The day’s chaotic tone was set at 2:55 a.m. Monday, when aides to Fairfax — a Democrat widely seen as a rising star in the party — put out a statement saying the sexual assault allegation was “false” and that Fairfax had “never assaulted anyone — ever — in any way, shape or form.” The aides said Fairfax is considering “appropriate legal action against those attempting to spread this defamatory and false allegation.”

Fairfax’s aides said The Washington Post had investigated the claims around the time of the lieutenant governor’s inauguration last year but did not publish an article.

According to a Post story Monday, the woman contacted the newspaper after Fairfax won election in November 2017 and alleged that he had sexually assaulted her in 2004.

The Post had been unable to corroborate her allegations, which Fairfax had denied at the time, according to the story.

Lawmakers in Richmond insisted that, despite the tumult, they were trying to work as normal. This week is among the most crucial for the General Assembly, because Tuesday is “crossover day,” the moment on the legislative calendar when the two chambers swap their passed bills.

And as sunset neared on the Jefferson-designed Capitol, the House of Delegates was in session, considering a bill about embryos and assisted conception as its members sat quietly in their seats. One was wrapped in a blanket.

“I’m just sort of focusing what we’re working on,” said Alfonso H. Lopez, a Northern Virginia legislator who is the House’s Democratic whip.

But when they stepped away from their desks, the lawmakers could not help but express their fears about the implications of Northam remaining in office.

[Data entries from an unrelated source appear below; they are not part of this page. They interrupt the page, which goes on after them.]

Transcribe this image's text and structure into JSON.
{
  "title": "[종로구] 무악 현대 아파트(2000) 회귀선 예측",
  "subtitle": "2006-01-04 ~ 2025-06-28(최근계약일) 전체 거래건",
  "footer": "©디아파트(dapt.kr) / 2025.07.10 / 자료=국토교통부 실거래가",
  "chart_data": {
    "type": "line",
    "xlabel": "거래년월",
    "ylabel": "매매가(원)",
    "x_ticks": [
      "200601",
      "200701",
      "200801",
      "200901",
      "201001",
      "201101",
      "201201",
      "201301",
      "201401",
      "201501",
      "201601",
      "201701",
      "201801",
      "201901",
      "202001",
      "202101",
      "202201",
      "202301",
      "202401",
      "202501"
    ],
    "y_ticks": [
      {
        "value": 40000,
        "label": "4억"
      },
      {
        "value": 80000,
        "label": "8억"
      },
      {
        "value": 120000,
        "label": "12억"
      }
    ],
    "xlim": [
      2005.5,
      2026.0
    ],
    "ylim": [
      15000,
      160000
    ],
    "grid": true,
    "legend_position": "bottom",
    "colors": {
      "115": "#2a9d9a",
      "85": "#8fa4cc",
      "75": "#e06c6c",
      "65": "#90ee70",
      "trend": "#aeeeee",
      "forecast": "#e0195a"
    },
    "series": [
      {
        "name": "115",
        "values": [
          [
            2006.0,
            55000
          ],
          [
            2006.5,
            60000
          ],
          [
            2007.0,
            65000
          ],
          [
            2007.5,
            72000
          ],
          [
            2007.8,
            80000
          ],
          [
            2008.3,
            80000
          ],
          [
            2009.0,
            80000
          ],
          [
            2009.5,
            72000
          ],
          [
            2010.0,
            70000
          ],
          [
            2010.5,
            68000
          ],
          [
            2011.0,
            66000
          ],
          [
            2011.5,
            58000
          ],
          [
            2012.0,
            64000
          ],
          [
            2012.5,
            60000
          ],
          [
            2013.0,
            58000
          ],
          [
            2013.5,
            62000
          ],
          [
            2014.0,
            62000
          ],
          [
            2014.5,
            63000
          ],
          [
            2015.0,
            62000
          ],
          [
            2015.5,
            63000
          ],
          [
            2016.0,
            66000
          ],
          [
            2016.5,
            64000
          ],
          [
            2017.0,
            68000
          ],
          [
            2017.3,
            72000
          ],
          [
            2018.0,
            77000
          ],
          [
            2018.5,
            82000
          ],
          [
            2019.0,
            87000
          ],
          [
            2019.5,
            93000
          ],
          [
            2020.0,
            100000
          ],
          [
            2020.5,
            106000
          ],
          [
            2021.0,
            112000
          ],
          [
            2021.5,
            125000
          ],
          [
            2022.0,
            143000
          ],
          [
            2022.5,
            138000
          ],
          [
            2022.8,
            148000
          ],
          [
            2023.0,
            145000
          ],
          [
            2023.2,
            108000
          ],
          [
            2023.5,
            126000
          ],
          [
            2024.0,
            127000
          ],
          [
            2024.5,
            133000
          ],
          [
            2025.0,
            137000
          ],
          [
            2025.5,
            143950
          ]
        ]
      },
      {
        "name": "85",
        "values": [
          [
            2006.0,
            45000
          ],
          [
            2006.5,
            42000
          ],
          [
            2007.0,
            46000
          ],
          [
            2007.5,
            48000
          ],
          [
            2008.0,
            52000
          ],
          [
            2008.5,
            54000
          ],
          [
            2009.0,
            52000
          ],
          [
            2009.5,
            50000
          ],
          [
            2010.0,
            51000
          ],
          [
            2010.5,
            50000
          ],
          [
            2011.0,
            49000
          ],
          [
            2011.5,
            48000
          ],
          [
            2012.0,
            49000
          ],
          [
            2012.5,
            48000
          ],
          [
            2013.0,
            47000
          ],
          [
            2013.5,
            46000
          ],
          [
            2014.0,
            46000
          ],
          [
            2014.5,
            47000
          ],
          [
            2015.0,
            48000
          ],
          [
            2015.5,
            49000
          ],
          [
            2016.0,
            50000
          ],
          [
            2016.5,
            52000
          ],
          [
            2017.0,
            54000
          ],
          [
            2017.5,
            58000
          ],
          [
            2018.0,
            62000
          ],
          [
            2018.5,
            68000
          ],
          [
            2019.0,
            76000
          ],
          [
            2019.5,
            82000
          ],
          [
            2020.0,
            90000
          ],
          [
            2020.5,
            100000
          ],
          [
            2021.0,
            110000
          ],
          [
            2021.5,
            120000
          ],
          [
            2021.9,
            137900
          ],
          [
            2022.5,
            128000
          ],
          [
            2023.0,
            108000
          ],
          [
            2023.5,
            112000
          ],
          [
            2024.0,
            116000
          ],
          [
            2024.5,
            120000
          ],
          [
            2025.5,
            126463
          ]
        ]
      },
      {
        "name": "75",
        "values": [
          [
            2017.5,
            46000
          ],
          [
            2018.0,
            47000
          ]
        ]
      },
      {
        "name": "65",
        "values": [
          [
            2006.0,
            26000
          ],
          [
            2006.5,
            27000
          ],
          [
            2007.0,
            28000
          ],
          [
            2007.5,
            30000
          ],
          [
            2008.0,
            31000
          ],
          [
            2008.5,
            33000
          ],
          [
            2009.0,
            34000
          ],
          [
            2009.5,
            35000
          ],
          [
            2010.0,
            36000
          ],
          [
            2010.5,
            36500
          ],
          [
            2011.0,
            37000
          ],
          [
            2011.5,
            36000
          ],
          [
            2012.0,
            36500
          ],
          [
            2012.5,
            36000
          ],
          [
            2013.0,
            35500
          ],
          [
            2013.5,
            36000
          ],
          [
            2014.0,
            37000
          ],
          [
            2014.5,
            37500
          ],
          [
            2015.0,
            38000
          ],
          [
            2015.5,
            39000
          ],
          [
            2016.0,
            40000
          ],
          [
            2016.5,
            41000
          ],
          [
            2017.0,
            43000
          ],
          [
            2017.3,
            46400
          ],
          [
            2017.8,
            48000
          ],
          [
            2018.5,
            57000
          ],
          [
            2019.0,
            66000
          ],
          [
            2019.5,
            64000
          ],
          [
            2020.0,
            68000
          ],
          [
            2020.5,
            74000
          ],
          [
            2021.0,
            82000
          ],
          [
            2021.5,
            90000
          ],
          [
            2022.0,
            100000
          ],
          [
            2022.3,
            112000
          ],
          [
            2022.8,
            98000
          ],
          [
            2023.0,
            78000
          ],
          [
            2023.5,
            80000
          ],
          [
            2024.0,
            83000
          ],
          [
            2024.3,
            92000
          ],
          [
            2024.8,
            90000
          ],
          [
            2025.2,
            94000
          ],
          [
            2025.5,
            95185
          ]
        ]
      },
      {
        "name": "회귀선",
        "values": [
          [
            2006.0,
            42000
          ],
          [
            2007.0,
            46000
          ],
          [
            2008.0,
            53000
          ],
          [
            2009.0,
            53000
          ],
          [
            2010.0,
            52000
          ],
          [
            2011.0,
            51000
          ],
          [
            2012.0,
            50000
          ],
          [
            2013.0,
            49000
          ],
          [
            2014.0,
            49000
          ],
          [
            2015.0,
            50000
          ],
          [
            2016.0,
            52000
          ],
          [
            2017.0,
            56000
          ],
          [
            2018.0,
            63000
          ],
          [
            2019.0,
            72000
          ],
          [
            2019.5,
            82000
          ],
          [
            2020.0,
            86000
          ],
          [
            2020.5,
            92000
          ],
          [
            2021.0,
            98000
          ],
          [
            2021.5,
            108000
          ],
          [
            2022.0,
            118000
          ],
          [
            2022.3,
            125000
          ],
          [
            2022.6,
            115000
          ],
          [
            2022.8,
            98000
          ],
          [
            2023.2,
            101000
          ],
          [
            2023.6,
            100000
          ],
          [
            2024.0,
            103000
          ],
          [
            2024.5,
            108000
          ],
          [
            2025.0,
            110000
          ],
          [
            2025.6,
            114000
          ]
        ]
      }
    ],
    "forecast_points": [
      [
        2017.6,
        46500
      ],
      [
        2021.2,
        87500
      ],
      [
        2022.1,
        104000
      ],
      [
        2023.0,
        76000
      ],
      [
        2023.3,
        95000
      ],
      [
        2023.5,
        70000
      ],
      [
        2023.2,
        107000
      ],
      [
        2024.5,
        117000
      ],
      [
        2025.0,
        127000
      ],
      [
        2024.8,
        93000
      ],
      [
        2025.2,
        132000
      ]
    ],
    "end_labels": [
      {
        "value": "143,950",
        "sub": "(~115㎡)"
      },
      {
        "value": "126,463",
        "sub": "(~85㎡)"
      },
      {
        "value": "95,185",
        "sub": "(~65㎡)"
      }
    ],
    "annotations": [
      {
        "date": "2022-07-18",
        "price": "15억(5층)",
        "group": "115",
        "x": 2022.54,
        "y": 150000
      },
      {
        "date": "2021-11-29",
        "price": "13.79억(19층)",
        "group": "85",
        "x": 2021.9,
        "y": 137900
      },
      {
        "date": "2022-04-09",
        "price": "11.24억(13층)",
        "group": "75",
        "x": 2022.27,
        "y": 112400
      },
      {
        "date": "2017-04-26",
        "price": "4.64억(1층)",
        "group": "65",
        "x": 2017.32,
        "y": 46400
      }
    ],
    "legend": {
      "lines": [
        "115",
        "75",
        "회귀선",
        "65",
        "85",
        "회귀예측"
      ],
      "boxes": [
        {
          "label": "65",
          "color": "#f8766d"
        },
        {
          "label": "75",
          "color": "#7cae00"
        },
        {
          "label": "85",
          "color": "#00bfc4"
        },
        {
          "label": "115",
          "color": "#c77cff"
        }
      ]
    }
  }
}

By Monday evening the governor had spent more than three long nights in deepening political isolation, abandoned by Democrats who quickly came to see his diminished standing as a burden on two fronts: their policy agenda, including matters like teacher pay and tax policy, and their efforts to capture control of the House of Delegates and the Senate this year.

Both chambers are within reach for the party, which has made gains throughout the state in recent years.

“It would be very burdensome for us in this election year to have a governor who’s being protested at every stop,” said Mark Sickles, a Democratic legislator from Northern Virginia.